The stoning of the three pillars representing the devil is one of the central elements of the annual Hajj pilgrimage, and one that has often been the scene of human tragedy.

Last Modified: 12 Jan 2006 14:36 GMT
The three pillars at Mina represent the devil

The stoning of the three pillars representing the devil is one of the central elements of the annual Hajj pilgrimage, and one that has often been the scene of human tragedy.

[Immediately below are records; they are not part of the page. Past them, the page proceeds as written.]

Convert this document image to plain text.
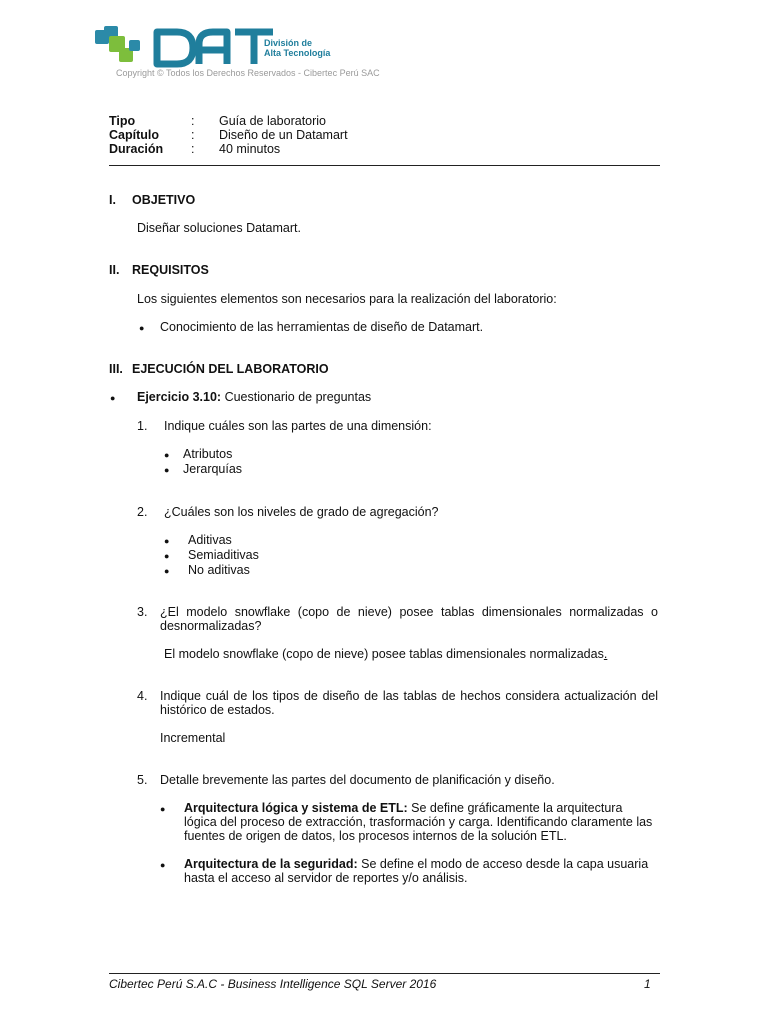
División de
Alta Tecnología
Copyright © Todos los Derechos Reservados - Cibertec Perú SAC
Tipo	: Guía de laboratorio
Capítulo	: Diseño de un Datamart
Duración : 40 minutos
I. OBJETIVO
Diseñar soluciones Datamart.
II. REQUISITOS
Los siguientes elementos son necesarios para la realización del laboratorio:
● Conocimiento de las herramientas de diseño de Datamart.
III. EJECUCIÓN DEL LABORATORIO
● Ejercicio 3.10: Cuestionario de preguntas
1. Indique cuáles son las partes de una dimensión:
● Atributos
● Jerarquías
2. ¿Cuáles son los niveles de grado de agregación?
● Aditivas
● Semiaditivas
● No aditivas
3. ¿El modelo snowflake (copo de nieve) posee tablas dimensionales normalizadas o desnormalizadas?
El modelo snowflake (copo de nieve) posee tablas dimensionales normalizadas.
4. Indique cuál de los tipos de diseño de las tablas de hechos considera actualización del histórico de estados.
Incremental
5. Detalle brevemente las partes del documento de planificación y diseño.
● Arquitectura lógica y sistema de ETL: Se define gráficamente la arquitectura lógica del proceso de extracción, trasformación y carga. Identificando claramente las fuentes de origen de datos, los procesos internos de la solución ETL.
● Arquitectura de la seguridad: Se define el modo de acceso desde la capa usuaria hasta el acceso al servidor de reportes y/o análisis.
Cibertec Perú S.A.C - Business Intelligence SQL Server 2016	1
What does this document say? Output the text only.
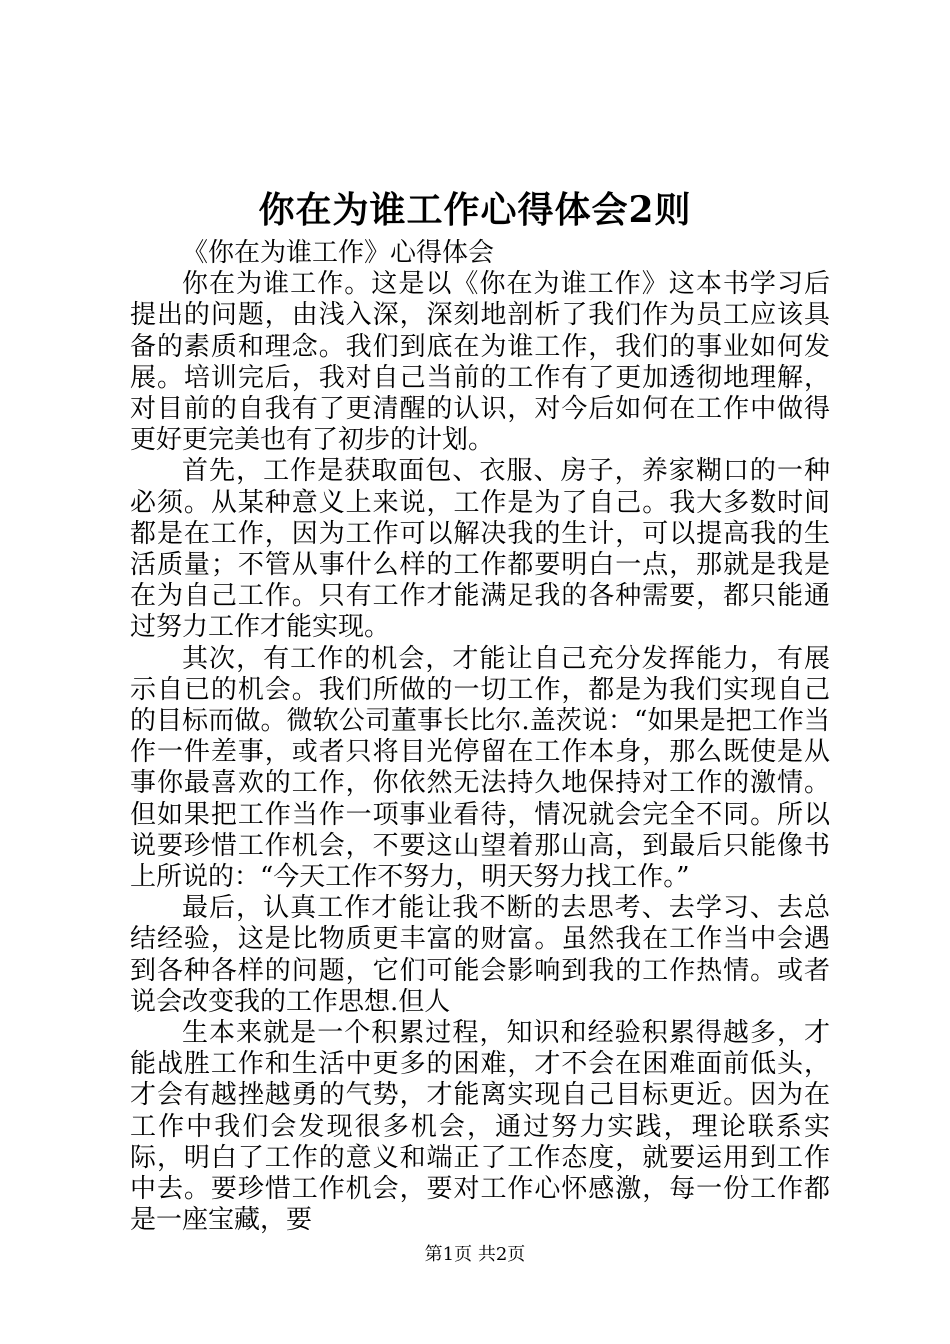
你在为谁工作心得体会2则

《你在为谁工作》心得体会

你在为谁工作。这是以《你在为谁工作》这本书学习后提出的问题，由浅入深，深刻地剖析了我们作为员工应该具备的素质和理念。我们到底在为谁工作，我们的事业如何发展。培训完后，我对自己当前的工作有了更加透彻地理解，对目前的自我有了更清醒的认识，对今后如何在工作中做得更好更完美也有了初步的计划。

首先，工作是获取面包、衣服、房子，养家糊口的一种必须。从某种意义上来说，工作是为了自己。我大多数时间都是在工作，因为工作可以解决我的生计，可以提高我的生活质量；不管从事什么样的工作都要明白一点，那就是我是在为自己工作。只有工作才能满足我的各种需要，都只能通过努力工作才能实现。

其次，有工作的机会，才能让自己充分发挥能力，有展示自已的机会。我们所做的一切工作，都是为我们实现自己的目标而做。微软公司董事长比尔.盖茨说：“如果是把工作当作一件差事，或者只将目光停留在工作本身，那么既使是从事你最喜欢的工作，你依然无法持久地保持对工作的激情。但如果把工作当作一项事业看待，情况就会完全不同。所以说要珍惜工作机会，不要这山望着那山高，到最后只能像书上所说的：“今天工作不努力，明天努力找工作。”

最后，认真工作才能让我不断的去思考、去学习、去总结经验，这是比物质更丰富的财富。虽然我在工作当中会遇到各种各样的问题，它们可能会影响到我的工作热情。或者说会改变我的工作思想.但人

生本来就是一个积累过程，知识和经验积累得越多，才能战胜工作和生活中更多的困难，才不会在困难面前低头，才会有越挫越勇的气势，才能离实现自己目标更近。因为在工作中我们会发现很多机会，通过努力实践，理论联系实际，明白了工作的意义和端正了工作态度，就要运用到工作中去。要珍惜工作机会，要对工作心怀感激，每一份工作都是一座宝藏，要

第1页 共2页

The ritual is the final act for pilgrims and takes place in the city of Mina just outside the holy city of Mecca.

 

Prior to the stoning hundreds of thousands of pilgrims spend the night on the plain of Muzdalifah collecting pebbles in preparation for the rite.

 

This ritual re-enacts Abraham's pilgrimage to Mecca and requires pilgrims to collect between 49 and 70 pebbles from the ground at Muzdalifah, and throw them at the three pillars at Mina, which represent the devil.

 

The stoning is the riskiest episode of the Hajj, taking place in an enclosed space that becomes a bottleneck as tens of thousands of pilgrims jostle to make sure their pebbles touch the pillar.

 

The pillars are located on a large pedestrian bridge, the width of an eight-lane highway, built over the desert plain of Mina.

 

On the day of Eid-ul-Adha, pilgrims stone the largest of the three pillars with seven stones.

 

The pillars represent the spot where the devil tried to tempt Abraham not to sacrifice his son Ismael.

 

For the next three days, pilgrims pelt each of the three stone pillars with seven stones.

 

The devil is rebuked each time, and the throwing of the stones symbolises those rebukes and the pilgrim's resolve to fight temptation.

 

This, along with a final circumambulation of the Ka'bah, completes the rituals of the Hajj.

 

The ritual has a spiritual significance -  by stoning the pillars pilgrims openly declare their enmity to the devil.

 

After stoning the devil, many male pilgrims will then shave their head; women may cut off a lock of their hair. This is a symbol of rebirth, signifying that their sins have been cleansed by completion of the Hajj.